The Candidate: What It Takes to Win - and Hold - the White House by Samuel L. Popkin
2012 | ISBN: 0199922071, 0199325219 | English | 360 pages | PDF | 1 MB

There are two winners in every presidential election campaign: The inevitable winner when it begins–such as Rudy Giuliani or Hillary Clinton in 2008–and the inevitable victor after it ends. In The Candidate, Samuel Popkin explains the difference between them.

While plenty of political insiders have written about specific campaigns, only Popkin–drawing on a lifetime of presidential campaign experience and extensive research–analyzes what it takes to win the next campaign. The road to the White House is littered with geniuses of campaigns past. Why doesn't practice make perfect? Why is experience such a poor teacher? Why are the same mistakes replayed again and again?

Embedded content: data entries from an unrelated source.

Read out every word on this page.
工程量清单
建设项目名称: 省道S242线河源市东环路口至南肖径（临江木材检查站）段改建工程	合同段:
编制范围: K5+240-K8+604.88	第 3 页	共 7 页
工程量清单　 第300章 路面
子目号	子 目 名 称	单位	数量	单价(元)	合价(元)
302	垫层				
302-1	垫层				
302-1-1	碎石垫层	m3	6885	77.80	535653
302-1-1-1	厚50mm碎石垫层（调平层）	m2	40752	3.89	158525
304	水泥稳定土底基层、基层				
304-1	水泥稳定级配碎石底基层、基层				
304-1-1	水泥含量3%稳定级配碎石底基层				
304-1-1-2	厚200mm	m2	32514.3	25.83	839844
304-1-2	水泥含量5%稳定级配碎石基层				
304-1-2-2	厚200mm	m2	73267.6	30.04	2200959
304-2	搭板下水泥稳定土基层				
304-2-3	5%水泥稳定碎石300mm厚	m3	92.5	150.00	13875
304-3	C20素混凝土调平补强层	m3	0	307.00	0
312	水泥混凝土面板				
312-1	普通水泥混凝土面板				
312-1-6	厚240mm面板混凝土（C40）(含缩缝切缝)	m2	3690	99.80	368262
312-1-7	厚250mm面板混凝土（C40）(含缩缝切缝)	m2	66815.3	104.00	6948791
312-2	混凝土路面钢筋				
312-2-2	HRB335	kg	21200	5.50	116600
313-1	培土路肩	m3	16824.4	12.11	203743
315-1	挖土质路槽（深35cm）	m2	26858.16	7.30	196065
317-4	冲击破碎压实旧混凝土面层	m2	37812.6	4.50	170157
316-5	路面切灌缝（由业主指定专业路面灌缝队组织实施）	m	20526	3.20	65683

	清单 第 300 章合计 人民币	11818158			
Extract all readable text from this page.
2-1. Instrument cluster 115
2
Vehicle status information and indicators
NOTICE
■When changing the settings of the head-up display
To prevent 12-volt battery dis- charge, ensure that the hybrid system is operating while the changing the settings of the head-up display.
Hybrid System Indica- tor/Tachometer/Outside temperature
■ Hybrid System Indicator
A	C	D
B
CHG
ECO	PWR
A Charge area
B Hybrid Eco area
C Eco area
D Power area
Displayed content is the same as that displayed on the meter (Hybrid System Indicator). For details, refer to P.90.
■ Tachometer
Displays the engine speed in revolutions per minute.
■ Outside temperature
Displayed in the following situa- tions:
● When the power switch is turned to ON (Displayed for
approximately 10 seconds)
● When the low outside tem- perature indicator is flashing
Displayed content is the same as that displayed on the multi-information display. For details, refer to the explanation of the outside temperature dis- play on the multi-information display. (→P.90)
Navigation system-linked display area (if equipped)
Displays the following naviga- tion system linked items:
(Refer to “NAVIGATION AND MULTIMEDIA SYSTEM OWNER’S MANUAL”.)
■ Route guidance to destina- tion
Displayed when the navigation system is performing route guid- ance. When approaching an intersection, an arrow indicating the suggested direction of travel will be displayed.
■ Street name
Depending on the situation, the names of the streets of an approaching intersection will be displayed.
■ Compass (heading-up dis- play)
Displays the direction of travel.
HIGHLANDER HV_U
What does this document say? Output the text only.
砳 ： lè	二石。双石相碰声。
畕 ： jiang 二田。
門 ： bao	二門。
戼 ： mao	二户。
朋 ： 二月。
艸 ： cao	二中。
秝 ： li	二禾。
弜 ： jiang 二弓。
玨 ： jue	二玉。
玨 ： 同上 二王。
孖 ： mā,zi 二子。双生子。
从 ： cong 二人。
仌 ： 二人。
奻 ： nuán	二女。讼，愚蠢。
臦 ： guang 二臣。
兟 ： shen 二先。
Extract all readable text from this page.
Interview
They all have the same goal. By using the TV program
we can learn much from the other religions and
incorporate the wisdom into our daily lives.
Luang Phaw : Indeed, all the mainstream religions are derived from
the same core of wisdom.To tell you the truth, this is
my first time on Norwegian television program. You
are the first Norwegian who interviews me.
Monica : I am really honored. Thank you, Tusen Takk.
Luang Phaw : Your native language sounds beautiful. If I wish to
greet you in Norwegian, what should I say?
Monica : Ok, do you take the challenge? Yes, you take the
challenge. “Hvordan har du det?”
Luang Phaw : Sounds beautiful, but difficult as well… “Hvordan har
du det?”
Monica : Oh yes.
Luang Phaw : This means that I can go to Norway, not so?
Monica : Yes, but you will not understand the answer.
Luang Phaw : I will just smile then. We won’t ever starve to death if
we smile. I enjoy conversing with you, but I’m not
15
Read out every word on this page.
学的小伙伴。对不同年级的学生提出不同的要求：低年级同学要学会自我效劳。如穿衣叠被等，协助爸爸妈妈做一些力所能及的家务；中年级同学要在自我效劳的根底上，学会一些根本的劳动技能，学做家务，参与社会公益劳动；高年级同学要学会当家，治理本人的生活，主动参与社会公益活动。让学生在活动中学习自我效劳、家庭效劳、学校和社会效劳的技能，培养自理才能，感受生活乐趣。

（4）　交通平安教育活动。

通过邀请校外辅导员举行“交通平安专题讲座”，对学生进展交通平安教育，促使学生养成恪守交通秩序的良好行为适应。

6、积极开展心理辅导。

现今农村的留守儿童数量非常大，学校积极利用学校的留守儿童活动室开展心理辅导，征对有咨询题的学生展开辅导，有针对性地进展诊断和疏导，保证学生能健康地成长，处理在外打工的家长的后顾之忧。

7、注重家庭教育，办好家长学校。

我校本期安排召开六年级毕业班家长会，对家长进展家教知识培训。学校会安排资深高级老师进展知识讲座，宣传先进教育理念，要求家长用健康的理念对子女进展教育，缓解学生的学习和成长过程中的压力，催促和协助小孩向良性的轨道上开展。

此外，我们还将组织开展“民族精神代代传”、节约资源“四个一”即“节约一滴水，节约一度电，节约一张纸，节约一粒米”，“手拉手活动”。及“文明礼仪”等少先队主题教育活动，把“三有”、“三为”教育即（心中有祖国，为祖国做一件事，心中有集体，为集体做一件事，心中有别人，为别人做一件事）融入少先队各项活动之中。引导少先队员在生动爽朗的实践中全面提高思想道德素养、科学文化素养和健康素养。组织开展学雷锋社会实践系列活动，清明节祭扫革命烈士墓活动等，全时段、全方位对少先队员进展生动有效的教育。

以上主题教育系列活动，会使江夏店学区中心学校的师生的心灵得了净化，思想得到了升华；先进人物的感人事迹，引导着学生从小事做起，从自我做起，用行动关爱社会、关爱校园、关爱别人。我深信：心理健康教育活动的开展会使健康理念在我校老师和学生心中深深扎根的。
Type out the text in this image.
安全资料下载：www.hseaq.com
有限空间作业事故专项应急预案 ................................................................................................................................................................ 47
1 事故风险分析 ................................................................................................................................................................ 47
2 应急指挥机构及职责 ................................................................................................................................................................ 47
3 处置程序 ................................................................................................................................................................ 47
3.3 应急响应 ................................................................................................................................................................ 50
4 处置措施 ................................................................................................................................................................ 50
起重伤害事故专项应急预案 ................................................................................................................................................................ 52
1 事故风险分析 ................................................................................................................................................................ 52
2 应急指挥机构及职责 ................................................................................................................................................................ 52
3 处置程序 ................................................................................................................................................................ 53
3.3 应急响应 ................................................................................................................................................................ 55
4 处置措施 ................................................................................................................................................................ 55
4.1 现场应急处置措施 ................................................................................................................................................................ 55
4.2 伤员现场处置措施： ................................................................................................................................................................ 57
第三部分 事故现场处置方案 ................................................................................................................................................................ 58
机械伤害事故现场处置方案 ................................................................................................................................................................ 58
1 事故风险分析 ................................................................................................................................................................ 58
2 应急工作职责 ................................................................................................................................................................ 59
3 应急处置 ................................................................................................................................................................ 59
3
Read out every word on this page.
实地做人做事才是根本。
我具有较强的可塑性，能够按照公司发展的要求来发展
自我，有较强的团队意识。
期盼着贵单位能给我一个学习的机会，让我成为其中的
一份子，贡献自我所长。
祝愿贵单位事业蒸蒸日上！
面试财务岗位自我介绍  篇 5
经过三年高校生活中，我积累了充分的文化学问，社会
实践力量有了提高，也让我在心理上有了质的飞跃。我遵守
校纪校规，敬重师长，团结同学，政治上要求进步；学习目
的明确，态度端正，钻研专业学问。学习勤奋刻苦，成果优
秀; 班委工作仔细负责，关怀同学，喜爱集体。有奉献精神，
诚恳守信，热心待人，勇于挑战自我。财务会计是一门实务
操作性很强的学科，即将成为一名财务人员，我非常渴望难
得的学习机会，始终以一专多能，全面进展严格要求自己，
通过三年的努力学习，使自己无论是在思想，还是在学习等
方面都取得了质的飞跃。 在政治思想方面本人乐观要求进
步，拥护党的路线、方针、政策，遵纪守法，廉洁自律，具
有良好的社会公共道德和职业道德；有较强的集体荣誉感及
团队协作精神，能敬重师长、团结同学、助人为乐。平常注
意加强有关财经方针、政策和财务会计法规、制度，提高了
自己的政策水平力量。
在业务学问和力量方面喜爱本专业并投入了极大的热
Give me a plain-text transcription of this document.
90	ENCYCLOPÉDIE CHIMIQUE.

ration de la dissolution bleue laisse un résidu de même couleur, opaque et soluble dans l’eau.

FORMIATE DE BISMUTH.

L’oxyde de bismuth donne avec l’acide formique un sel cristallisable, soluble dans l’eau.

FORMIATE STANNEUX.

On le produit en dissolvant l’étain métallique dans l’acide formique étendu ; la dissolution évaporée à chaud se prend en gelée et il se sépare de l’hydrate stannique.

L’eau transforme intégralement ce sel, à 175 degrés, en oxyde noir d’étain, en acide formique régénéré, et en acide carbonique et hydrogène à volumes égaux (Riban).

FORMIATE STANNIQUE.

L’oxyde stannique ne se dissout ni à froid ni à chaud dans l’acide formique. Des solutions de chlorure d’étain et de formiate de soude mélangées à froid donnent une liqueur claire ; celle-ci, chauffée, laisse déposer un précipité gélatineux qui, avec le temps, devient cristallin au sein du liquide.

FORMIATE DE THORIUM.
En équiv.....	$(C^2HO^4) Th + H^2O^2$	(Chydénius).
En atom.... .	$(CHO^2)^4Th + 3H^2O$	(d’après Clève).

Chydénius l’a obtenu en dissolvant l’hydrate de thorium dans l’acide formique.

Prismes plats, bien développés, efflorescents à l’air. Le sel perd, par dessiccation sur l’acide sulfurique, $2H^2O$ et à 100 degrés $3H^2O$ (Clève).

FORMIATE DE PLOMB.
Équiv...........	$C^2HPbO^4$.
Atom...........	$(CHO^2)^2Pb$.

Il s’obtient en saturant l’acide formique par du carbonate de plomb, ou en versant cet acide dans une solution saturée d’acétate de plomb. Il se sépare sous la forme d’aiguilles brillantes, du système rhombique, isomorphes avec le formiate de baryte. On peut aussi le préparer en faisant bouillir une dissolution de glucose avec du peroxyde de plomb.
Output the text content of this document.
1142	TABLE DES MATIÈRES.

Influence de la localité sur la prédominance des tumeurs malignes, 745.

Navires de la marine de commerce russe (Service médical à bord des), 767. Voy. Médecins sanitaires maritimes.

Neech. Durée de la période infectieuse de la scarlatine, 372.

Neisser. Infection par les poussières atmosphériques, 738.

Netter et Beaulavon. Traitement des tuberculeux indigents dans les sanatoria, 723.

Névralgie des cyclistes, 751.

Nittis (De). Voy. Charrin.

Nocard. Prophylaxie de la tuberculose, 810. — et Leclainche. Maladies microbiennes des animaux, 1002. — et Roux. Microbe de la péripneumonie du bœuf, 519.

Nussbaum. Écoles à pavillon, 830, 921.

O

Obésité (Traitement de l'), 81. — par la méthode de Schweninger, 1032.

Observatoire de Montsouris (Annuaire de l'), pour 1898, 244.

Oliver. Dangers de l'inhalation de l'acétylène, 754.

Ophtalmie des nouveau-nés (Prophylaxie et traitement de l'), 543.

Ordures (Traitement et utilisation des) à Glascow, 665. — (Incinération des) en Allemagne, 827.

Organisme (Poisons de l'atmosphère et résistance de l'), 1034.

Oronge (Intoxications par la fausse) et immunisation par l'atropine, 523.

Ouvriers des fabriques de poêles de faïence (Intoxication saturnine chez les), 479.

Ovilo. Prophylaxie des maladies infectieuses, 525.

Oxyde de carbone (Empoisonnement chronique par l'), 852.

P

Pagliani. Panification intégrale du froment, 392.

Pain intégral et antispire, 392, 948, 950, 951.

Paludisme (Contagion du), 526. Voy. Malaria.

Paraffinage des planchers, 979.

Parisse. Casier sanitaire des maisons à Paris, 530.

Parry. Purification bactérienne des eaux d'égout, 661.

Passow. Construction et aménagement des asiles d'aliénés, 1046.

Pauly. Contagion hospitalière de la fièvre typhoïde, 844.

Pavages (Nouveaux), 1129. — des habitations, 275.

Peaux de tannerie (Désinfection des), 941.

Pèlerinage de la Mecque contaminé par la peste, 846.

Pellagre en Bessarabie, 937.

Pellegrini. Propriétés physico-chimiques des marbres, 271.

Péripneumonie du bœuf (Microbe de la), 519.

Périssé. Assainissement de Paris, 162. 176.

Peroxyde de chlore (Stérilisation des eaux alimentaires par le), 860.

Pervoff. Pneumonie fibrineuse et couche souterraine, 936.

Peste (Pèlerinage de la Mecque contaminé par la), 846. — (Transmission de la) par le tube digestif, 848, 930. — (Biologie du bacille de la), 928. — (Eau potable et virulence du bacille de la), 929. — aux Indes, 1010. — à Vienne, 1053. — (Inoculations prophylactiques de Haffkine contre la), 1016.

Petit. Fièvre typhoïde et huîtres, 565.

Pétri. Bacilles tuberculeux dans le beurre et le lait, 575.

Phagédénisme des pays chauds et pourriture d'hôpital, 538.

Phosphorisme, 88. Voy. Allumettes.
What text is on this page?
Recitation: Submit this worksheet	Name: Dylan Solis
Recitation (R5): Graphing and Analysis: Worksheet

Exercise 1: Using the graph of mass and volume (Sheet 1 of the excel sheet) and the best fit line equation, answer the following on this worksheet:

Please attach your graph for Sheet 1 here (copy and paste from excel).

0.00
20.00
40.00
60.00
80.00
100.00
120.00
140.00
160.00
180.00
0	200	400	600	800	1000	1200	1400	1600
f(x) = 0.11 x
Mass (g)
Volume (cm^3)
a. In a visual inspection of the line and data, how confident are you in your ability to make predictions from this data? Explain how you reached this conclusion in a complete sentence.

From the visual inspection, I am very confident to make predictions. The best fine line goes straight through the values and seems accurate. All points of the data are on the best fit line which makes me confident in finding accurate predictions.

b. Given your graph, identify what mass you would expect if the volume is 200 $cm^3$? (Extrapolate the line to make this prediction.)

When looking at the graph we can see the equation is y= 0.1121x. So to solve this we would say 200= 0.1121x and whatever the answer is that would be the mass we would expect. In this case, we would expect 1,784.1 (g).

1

Based on detailed analyses of the winners–and losers–of the last 60 years of presidential campaigns, Popkin explains how challengers get to the White House, how incumbents stay there for a second term, and how successors hold power for their party. He looks in particular at three campaigns–George H.W. Bush's muddled campaign for reelection in 1992, Al Gore's flawed campaign for the presidency in 2000, and Hillary Clinton's mismanaged effort to win the nomination in 2008–and uncovers the lessons that Ronald Reagan can teach future candidates about teamwork. Throughout, Popkin illuminates the intricacies of presidential campaigns–the small details and the big picture, the surprising mistakes and the predictable miscues–in a riveting account of what goes on inside a campaign and what makes one succeed while another fails.

As Popkin shows, a vision for the future and the audacity to run are only the first steps in a candidate's run for office. To truly survive the most grueling show on earth, presidential hopefuls have to understand the critical factors that Popkin reveals in The Candidate. In the wake of the 2012 election, Popkin's analysis looks remarkably prescient. Obama ran a strong incumbent-oriented campaign but made typical incumbent mistakes, as evidenced by his weak performance in the first debate. The Romney campaign correctly put power in the hands of a strong campaign manager, but it couldn't overcome the weaknesses of the candidate.